Jack's owners said the same thing that 99.9% of all owners say when I begin to talk about enrichment: "My dog has lots of toys." And I always say the same thing: "I'm sure he does. However he has slobbered, torn up, and rolled around with every single one of them already so they're not very interesting anymore."
This reminds me of a night when my husband and I were getting ready to go out. My husband stood behind me as I stood in my closet staring at my shoes. I turned back to him and said, "I just don't have any shoes to wear." As he looked down at all of my shoes lined up neatly in boxes with pictures taped to the outside, he exclaimed with disbelief, "What? Look at all those shoes!"
To my husband, I had lots of shoes. But to me, they were old, worn, and very uninteresting. Dogs feel the exact same way about all those old toys sitting in the toy-box. To combat that boredom, follow the suggestions below.
1. Feed your dog all of his meals — yes I mean every morsel of kibble — out of food toys. The pet supply companies have finally caught up with the current behavioral recommendations and as a result offer innumerable numbers of food toys. This takes a very small event — eating dinner — that usually takes 5 minutes and turns it into an event that could last an hour.
2. Get your dog out. An excursion in the car, in the basket of your bike, or just down the street will enrich your dog’s life and mentally wear him out.
3. Schedule doggie play dates. There is nothing like off-leash dog play to wear a dog flat out. Be careful about taking your dog to dog parks.
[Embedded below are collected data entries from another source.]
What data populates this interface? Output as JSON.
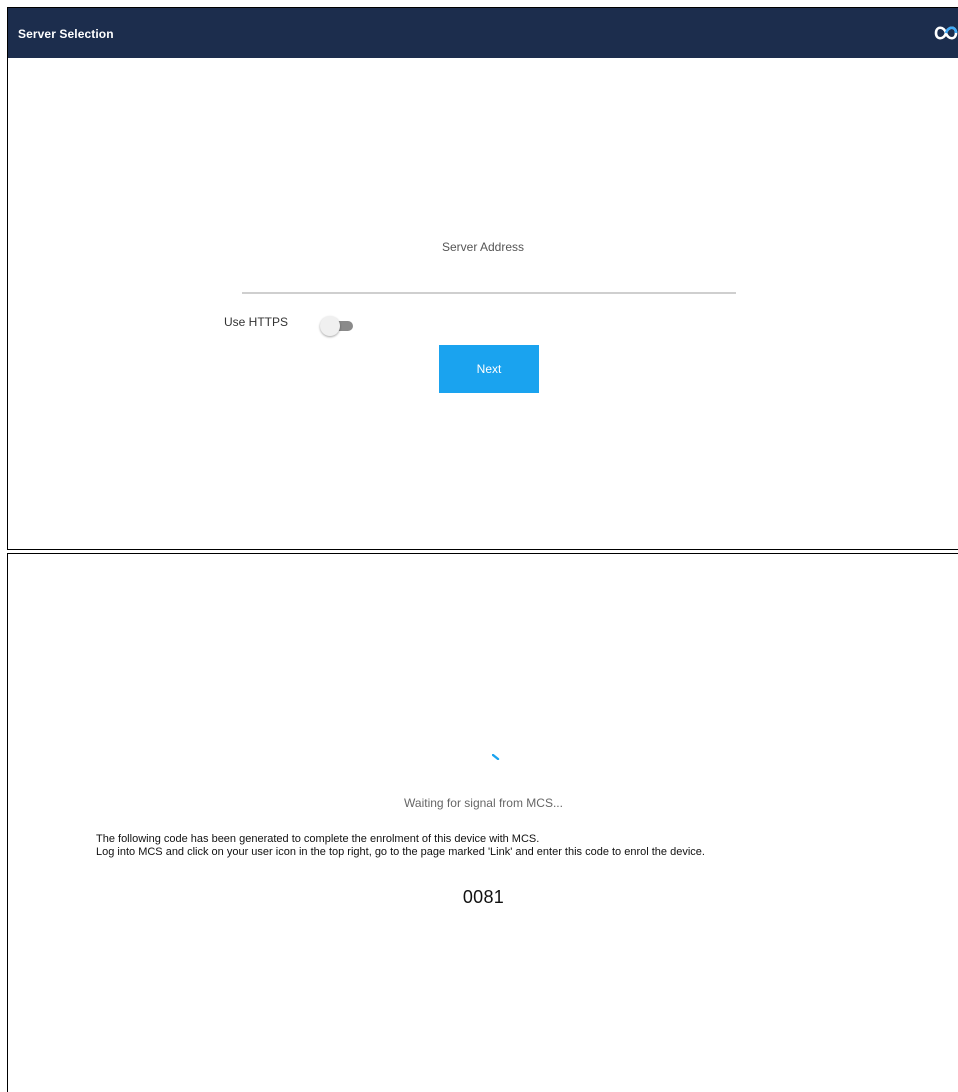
{
  "colors": {
    "appbar": "#1c2d4d",
    "primary_button": "#1aa3ef",
    "logo_stroke": "#3fa9f5"
  },
  "server_selection": {
    "title": "Server Selection",
    "logo_icon": "infinity-logo-icon",
    "server_address_label": "Server Address",
    "server_address_value": "",
    "use_https_label": "Use HTTPS",
    "use_https_enabled": false,
    "next_button_label": "Next"
  },
  "enrolment": {
    "spinner_icon": "loading-spinner-icon",
    "waiting_text": "Waiting for signal from MCS...",
    "instruction_line_1": "The following code has been generated to complete the enrolment of this device with MCS.",
    "instruction_line_2": "Log into MCS and click on your user icon in the top right, go to the page marked 'Link' and enter this code to enrol the device.",
    "code": "0081"
  }
}
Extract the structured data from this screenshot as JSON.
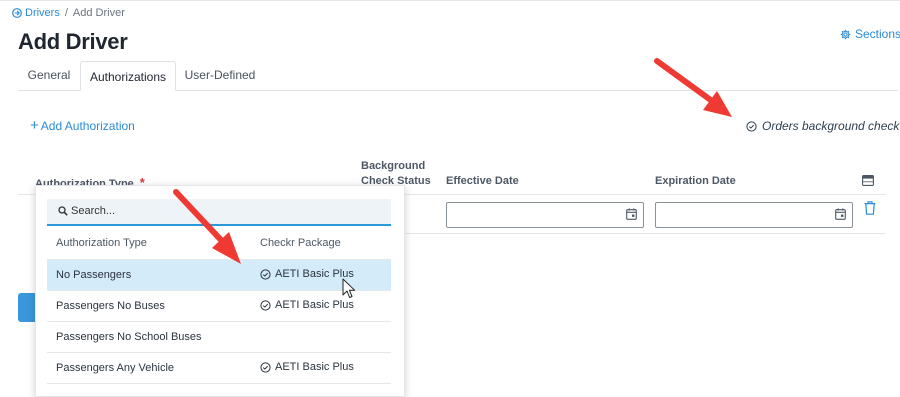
{
  "breadcrumb": {
    "parent": "Drivers",
    "separator": "/",
    "current": "Add Driver"
  },
  "page": {
    "title": "Add Driver",
    "sections_label": "Sections"
  },
  "tabs": [
    {
      "label": "General",
      "active": false
    },
    {
      "label": "Authorizations",
      "active": true
    },
    {
      "label": "User-Defined",
      "active": false
    }
  ],
  "actions": {
    "add_authorization": "Add Authorization",
    "background_check": "Orders background check"
  },
  "table": {
    "headers": {
      "authorization_type": "Authorization Type",
      "required_marker": "*",
      "background_check_line1": "Background",
      "background_check_line2": "Check Status",
      "effective_date": "Effective Date",
      "expiration_date": "Expiration Date"
    },
    "row": {
      "effective_date": "",
      "expiration_date": ""
    }
  },
  "dropdown": {
    "search_placeholder": "Search...",
    "col_type": "Authorization Type",
    "col_package": "Checkr Package",
    "items": [
      {
        "type": "No Passengers",
        "package": "AETI Basic Plus",
        "selected": true
      },
      {
        "type": "Passengers No Buses",
        "package": "AETI Basic Plus",
        "selected": false
      },
      {
        "type": "Passengers No School Buses",
        "package": "",
        "selected": false
      },
      {
        "type": "Passengers Any Vehicle",
        "package": "AETI Basic Plus",
        "selected": false
      }
    ]
  },
  "colors": {
    "accent": "#2b8bd6",
    "selected_row": "#d4ebf9",
    "annotation_arrow": "#ef3a33",
    "required": "#d63b3b"
  },
  "icons": [
    "drivers-icon",
    "gear-icon",
    "check-circle-icon",
    "calendar-icon",
    "trash-icon",
    "column-settings-icon",
    "search-icon",
    "mouse-pointer-icon"
  ]
}
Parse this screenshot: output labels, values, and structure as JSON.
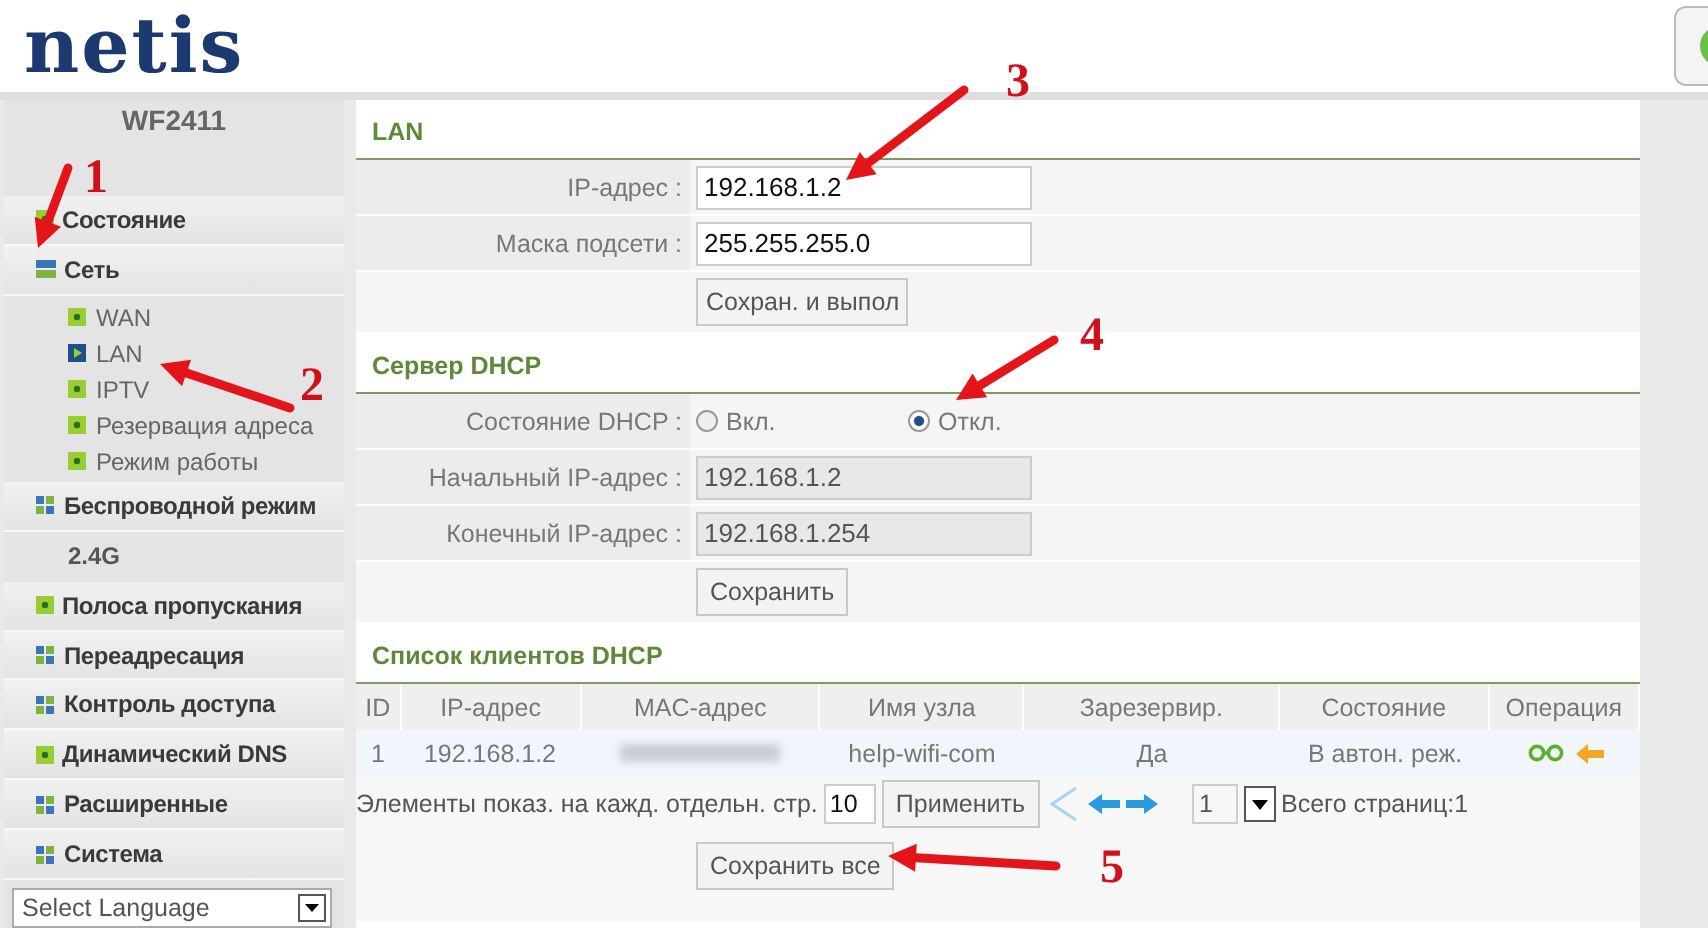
{
  "header": {
    "logo": "netis"
  },
  "sidebar": {
    "model": "WF2411",
    "items": [
      {
        "label": "Состояние",
        "kind": "page"
      },
      {
        "label": "Сеть",
        "kind": "group",
        "expanded": true,
        "children": [
          {
            "label": "WAN",
            "selected": false
          },
          {
            "label": "LAN",
            "selected": true
          },
          {
            "label": "IPTV",
            "selected": false
          },
          {
            "label": "Резервация адреса",
            "selected": false
          },
          {
            "label": "Режим работы",
            "selected": false
          }
        ]
      },
      {
        "label": "Беспроводной режим",
        "kind": "group",
        "expanded": false,
        "children": [
          {
            "label": "2.4G",
            "kind": "plain"
          }
        ]
      },
      {
        "label": "Полоса пропускания",
        "kind": "page"
      },
      {
        "label": "Переадресация",
        "kind": "group",
        "expanded": false
      },
      {
        "label": "Контроль доступа",
        "kind": "group",
        "expanded": false
      },
      {
        "label": "Динамический DNS",
        "kind": "page"
      },
      {
        "label": "Расширенные",
        "kind": "group",
        "expanded": false
      },
      {
        "label": "Система",
        "kind": "group",
        "expanded": false
      }
    ],
    "language": {
      "value": "Select Language"
    }
  },
  "lan": {
    "title": "LAN",
    "fields": [
      {
        "label": "IP-адрес :",
        "value": "192.168.1.2",
        "disabled": false
      },
      {
        "label": "Маска подсети :",
        "value": "255.255.255.0",
        "disabled": false
      }
    ],
    "button": "Сохран. и выпол"
  },
  "dhcp": {
    "title": "Сервер DHCP",
    "state_label": "Состояние DHCP :",
    "options": [
      {
        "label": "Вкл.",
        "selected": false
      },
      {
        "label": "Откл.",
        "selected": true
      }
    ],
    "fields": [
      {
        "label": "Начальный IP-адрес :",
        "value": "192.168.1.2",
        "disabled": true
      },
      {
        "label": "Конечный IP-адрес :",
        "value": "192.168.1.254",
        "disabled": true
      }
    ],
    "button": "Сохранить"
  },
  "clients": {
    "title": "Список клиентов DHCP",
    "columns": [
      "ID",
      "IP-адрес",
      "MAC-адрес",
      "Имя узла",
      "Зарезервир.",
      "Состояние",
      "Операция"
    ],
    "rows": [
      {
        "id": "1",
        "ip": "192.168.1.2",
        "name": "help-wifi-com",
        "reserved": "Да",
        "state": "В автон. реж."
      }
    ],
    "per_page_label": "Элементы показ. на кажд. отдельн. стр.",
    "per_page": "10",
    "apply": "Применить",
    "page": "1",
    "total": "Всего страниц:1",
    "save_all": "Сохранить все"
  },
  "annotations": [
    {
      "number": "1"
    },
    {
      "number": "2"
    },
    {
      "number": "3"
    },
    {
      "number": "4"
    },
    {
      "number": "5"
    }
  ]
}
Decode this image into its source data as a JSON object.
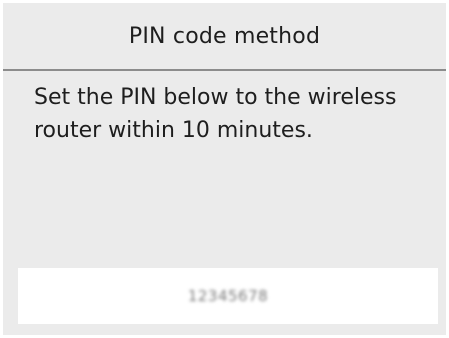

It is much safer to simply schedule play dates with friendly dogs.
4. Rotate your dogs’ toys so that your dogs have 3 toys per dog in the household per day. Keep the toys out of rotation for 5 days. Continue to leave your toy box full.
5. Purchase some puzzle toys. Puzzle toys are toys which test your dog’s intelligence by making finding treats more challenging. Take the treats you would've given your dog for being cute, break them into quarter inch pieces, and put them into the puzzle toys. Think your dog is smart? Try one of these puzzle toys.
6. Find your dog's preference and go with it. I told Jack's owners to go to the local pet supply store and to online websites and buy as many different types of toys as they could find. Then, they were to watch Jack with the toys so that they could determine his preferences. When I first adopted Maverick, my Labrador retriever puppy, earlier this year I did exactly what I had instructed Jack’s owners to do. It became apparent that while Maverick generally liked pretty much all toys, his preference was for very hard toys. Now I make sure to have many hard toys around the house for him.
7. Have a reasonable expectation of your pet. Jack's parents were very distressed by the idea of rearranging their lives, their feeding schedule, and their home for Jack. Outside of medicating Jack — who remember is a completely normal dog — I don't have a way to change who he is. On some level, Jack's owners will have to commit to keeping him very enriched, most likely over the course of his entire lifetime. They can swim against the tide and eventually become exhausted, negatively affecting the bond that they have with their dog, or they can accept the level of care that Jack requires and go with the flow.